On Tue, 31 Aug 2004, at 9:03am, mkomarinski at wayga.org wrote:
> But now it seems that the hardware is getting its own firmware and that
> needs updating.

  Indeed.

  Some (rather esoteric) explanation, for those interested:

  The IBM-PC BIOS (Basic Input/Output System), strictly speaking, is the
part of the system that translates various well-known software interrupt
calls into hardware-specific functions.  For example, INT13 (software
interrupt 0x13)  provides low-level disk read/write functions.  The idea was
that hardware would provide a BIOS interface, and software would be written
to use the BIOS, giving the platform a measure of hardware abstraction.

  Unfortunately, the original BIOS design was junk to begin with, and poor
implementation quality generally made things even worse.  It was and is very
common for software to go "around" the BIOS, in order to get the features,
performance, and/or control needed.  That was the case when the BIOS was
brand new, and now it's twenty years old and hasn't aged well.

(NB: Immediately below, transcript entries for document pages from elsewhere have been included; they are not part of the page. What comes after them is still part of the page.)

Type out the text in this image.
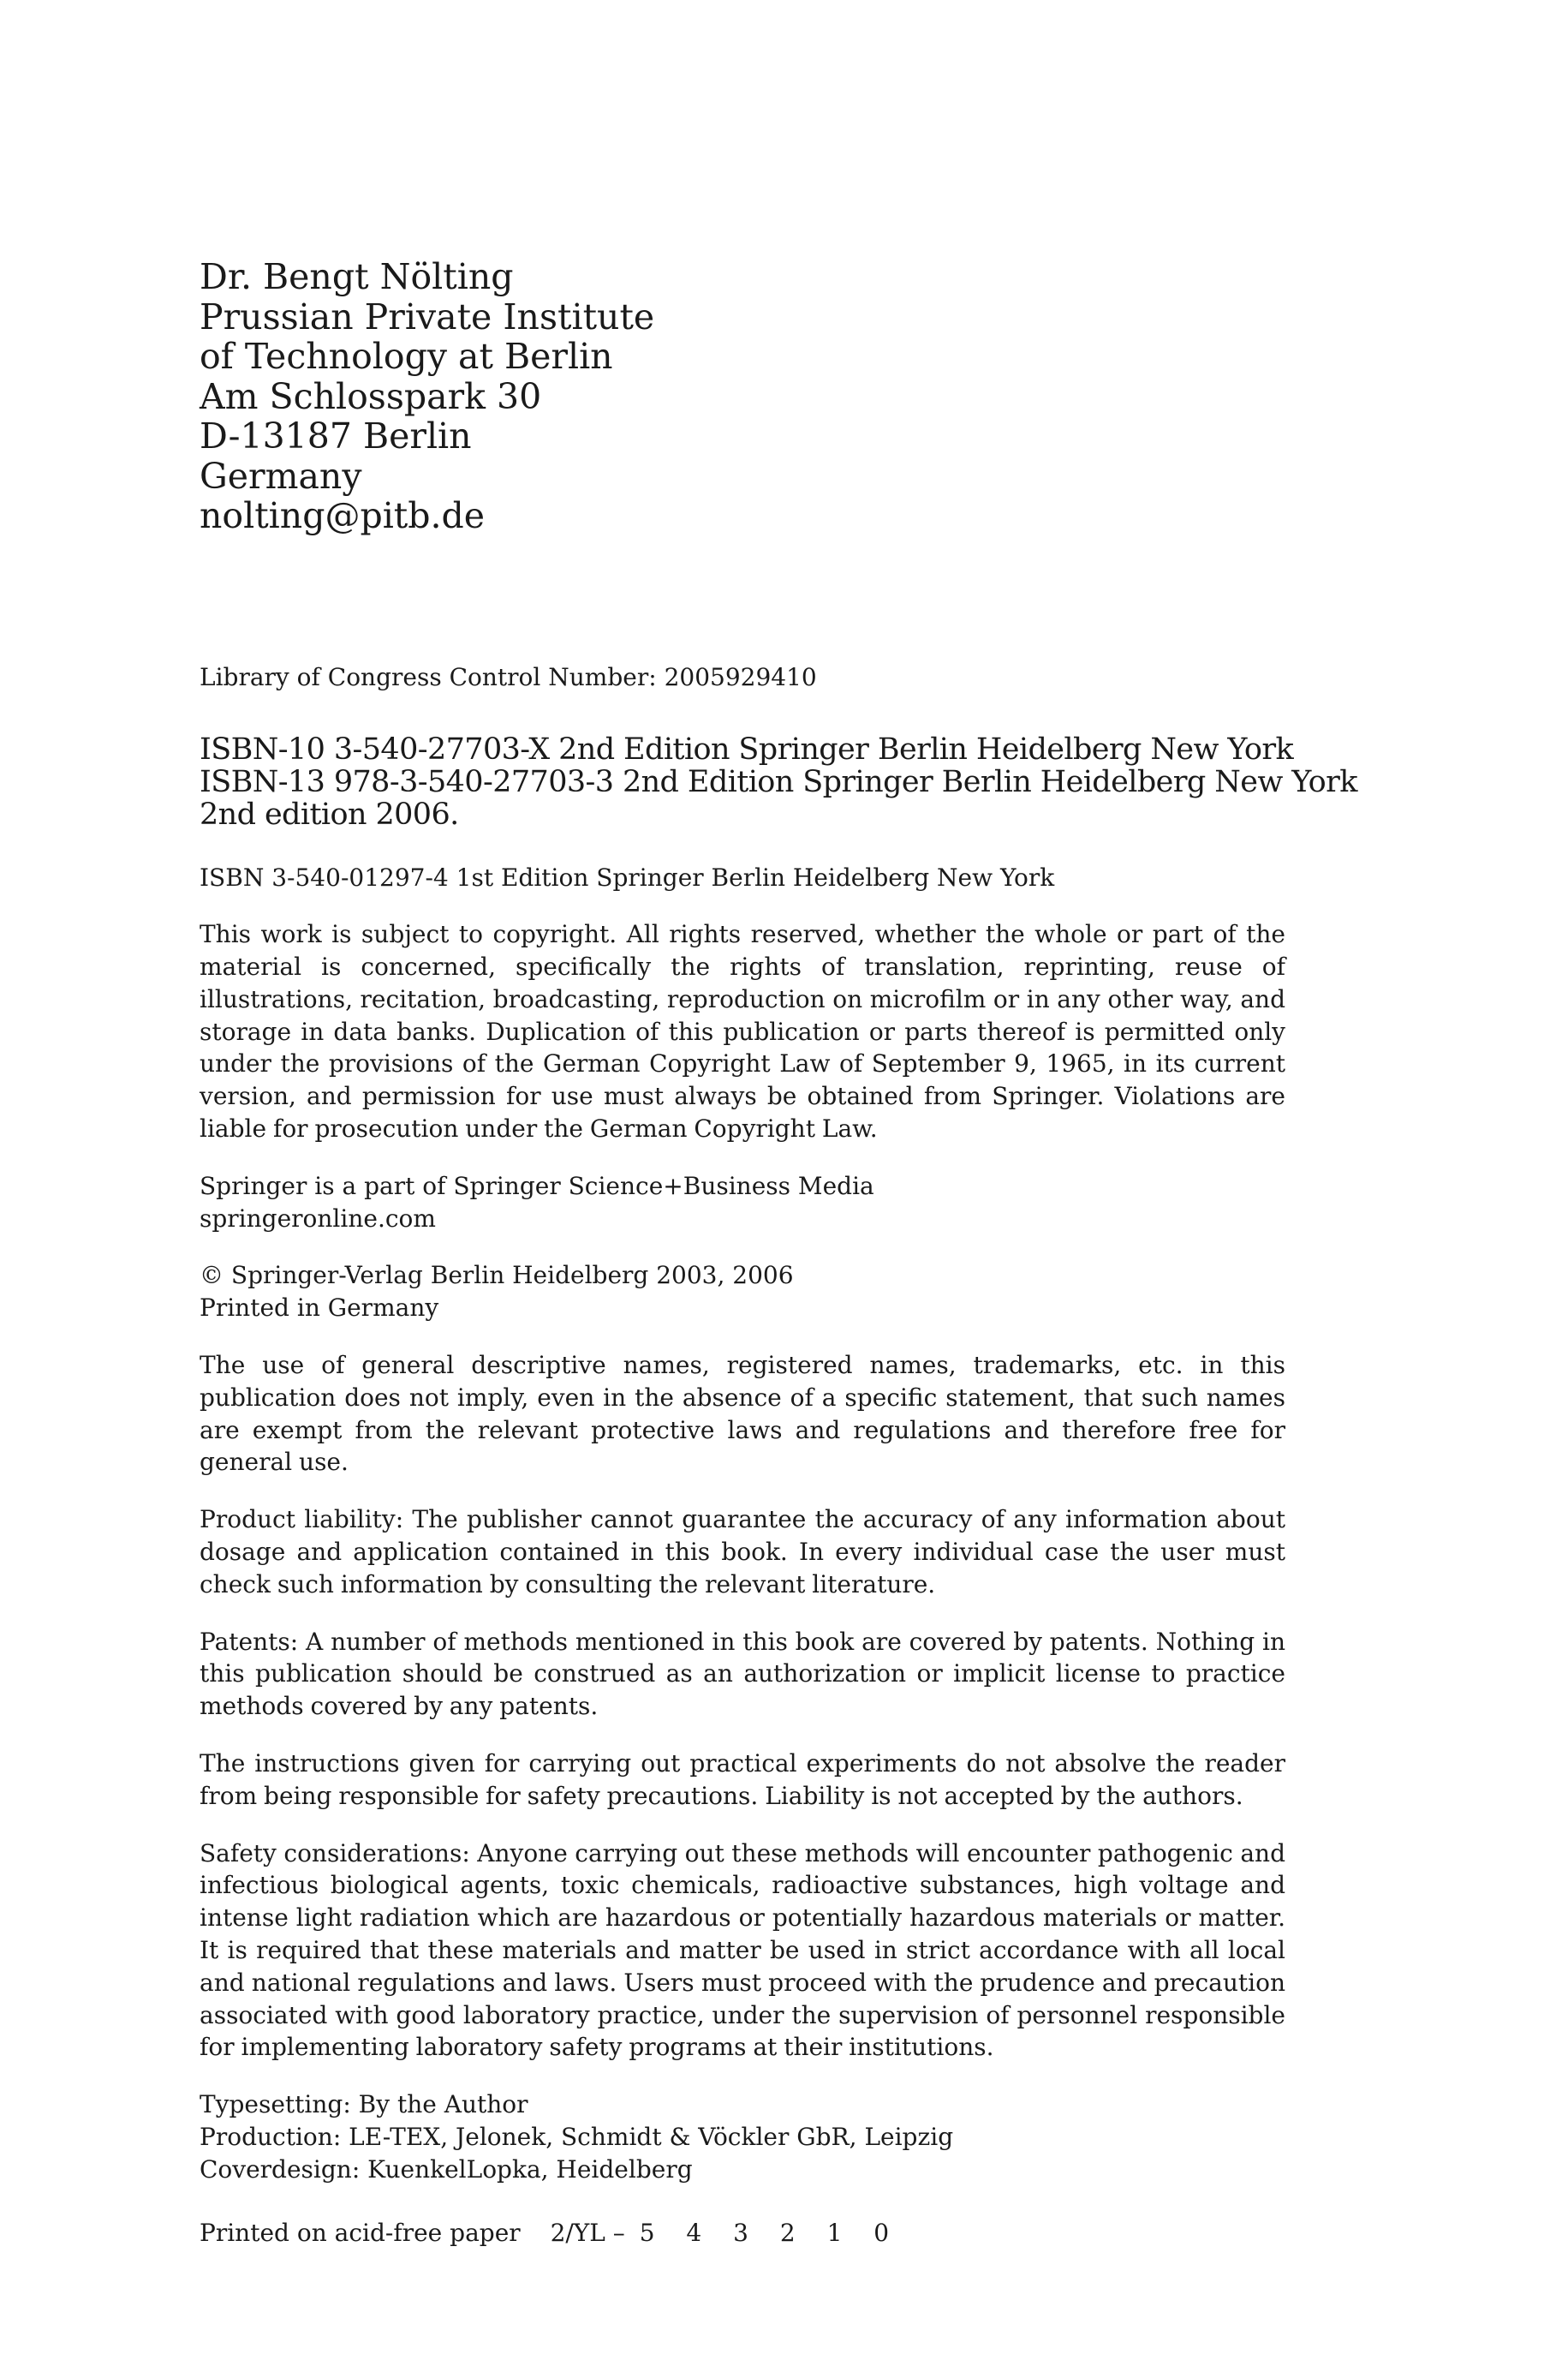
Dr. Bengt Nölting
Prussian Private Institute
of Technology at Berlin
Am Schlosspark 30
D-13187 Berlin
Germany
nolting@pitb.de
Library of Congress Control Number: 2005929410
ISBN-10 3-540-27703-X 2nd Edition Springer Berlin Heidelberg New York
ISBN-13 978-3-540-27703-3 2nd Edition Springer Berlin Heidelberg New York
2nd edition 2006.
ISBN 3-540-01297-4 1st Edition Springer Berlin Heidelberg New York
This work is subject to copyright. All rights reserved, whether the whole or part of the material is concerned, specifically the rights of translation, reprinting, reuse of illustrations, recitation, broadcasting, reproduction on microfilm or in any other way, and storage in data banks. Duplication of this publication or parts thereof is permitted only under the provisions of the German Copyright Law of September 9, 1965, in its current version, and permission for use must always be obtained from Springer. Violations are liable for prosecution under the German Copyright Law.
Springer is a part of Springer Science+Business Media
springeronline.com
© Springer-Verlag Berlin Heidelberg 2003, 2006
Printed in Germany
The use of general descriptive names, registered names, trademarks, etc. in this publication does not imply, even in the absence of a specific statement, that such names are exempt from the relevant protective laws and regulations and therefore free for general use.
Product liability: The publisher cannot guarantee the accuracy of any information about dosage and application contained in this book. In every individual case the user must check such information by consulting the relevant literature.
Patents: A number of methods mentioned in this book are covered by patents. Nothing in this publication should be construed as an authorization or implicit license to practice methods covered by any patents.
The instructions given for carrying out practical experiments do not absolve the reader from being responsible for safety precautions. Liability is not accepted by the authors.
Safety considerations: Anyone carrying out these methods will encounter pathogenic and infectious biological agents, toxic chemicals, radioactive substances, high voltage and intense light radiation which are hazardous or potentially hazardous materials or matter. It is required that these materials and matter be used in strict accordance with all local and national regulations and laws. Users must proceed with the prudence and precaution associated with good laboratory practice, under the supervision of personnel responsible for implementing laboratory safety programs at their institutions.
Typesetting: By the Author
Production: LE-TEX, Jelonek, Schmidt & Vöckler GbR, Leipzig
Coverdesign: KuenkelLopka, Heidelberg
Printed on acid-free paper 2/YL – 5 4 3 2 1 0
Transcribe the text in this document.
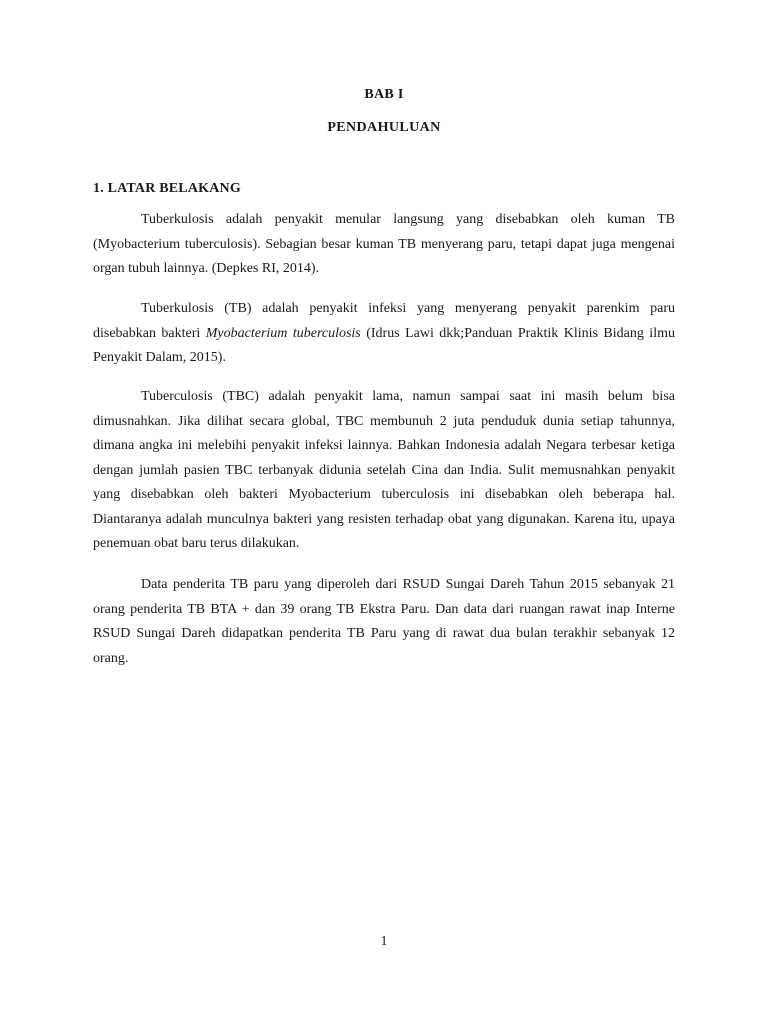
BAB I
PENDAHULUAN
1. LATAR BELAKANG

Tuberkulosis adalah penyakit menular langsung yang disebabkan oleh kuman TB (Myobacterium tuberculosis). Sebagian besar kuman TB menyerang paru, tetapi dapat juga mengenai organ tubuh lainnya. (Depkes RI, 2014).

Tuberkulosis (TB) adalah penyakit infeksi yang menyerang penyakit parenkim paru disebabkan bakteri Myobacterium tuberculosis (Idrus Lawi dkk;Panduan Praktik Klinis Bidang ilmu Penyakit Dalam, 2015).

Tuberculosis (TBC) adalah penyakit lama, namun sampai saat ini masih belum bisa dimusnahkan. Jika dilihat secara global, TBC membunuh 2 juta penduduk dunia setiap tahunnya, dimana angka ini melebihi penyakit infeksi lainnya. Bahkan Indonesia adalah Negara terbesar ketiga dengan jumlah pasien TBC terbanyak didunia setelah Cina dan India. Sulit memusnahkan penyakit yang disebabkan oleh bakteri Myobacterium tuberculosis ini disebabkan oleh beberapa hal. Diantaranya adalah munculnya bakteri yang resisten terhadap obat yang digunakan. Karena itu, upaya penemuan obat baru terus dilakukan.

Data penderita TB paru yang diperoleh dari RSUD Sungai Dareh Tahun 2015 sebanyak 21 orang penderita TB BTA + dan 39 orang TB Ekstra Paru. Dan data dari ruangan rawat inap Interne RSUD Sungai Dareh didapatkan penderita TB Paru yang di rawat dua bulan terakhir sebanyak 12 orang.

1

  In particular, almost all BIOS calls have to be made in real mode (16-bit
segmented memory).  That makes the BIOS useless to the Linux kernel, which
runs in protected mode (32-bit flat vitalized memory).  This is why you
need drivers for everything in Linux, while you can limp along sometimes
under 'doze and DOS.  Windows 95 and 98 can still fall back on the BIOS for
some things if they have to.  So, people say, correctly, that "Linux doesn't
use the BIOS".

  Now, on the original IBM-PC, most of the main ROM was dedicated to the
implementation of BIOS services [1].  There was practically nothing in ROM
that wasn't BIOS, so in the IBM-PC world, "BIOS" and "firmware" became
somewhat synonymous.

  However, as Mark Komarinski notes, these days, there is plenty that
happens in "firmware" that is not, technically speaking, part of the "BIOS".  
Hardware initialization and setup code was tiny in the IBM-PC ROM, but is
huge today.  PCI enumeration.  PCI interrupt routing.  ACPI.  ISA PnP.  
Microprocessor configuration.  Perhaps even FPGA or ASIC programming.  All
of that is done by the firmware.  Linux needs it to be done properly.  So if
the firmware is buggy, Linux may break.


Footnotes
---------
[1] Also a BASIC interpreter, which I will ignore for this discussion.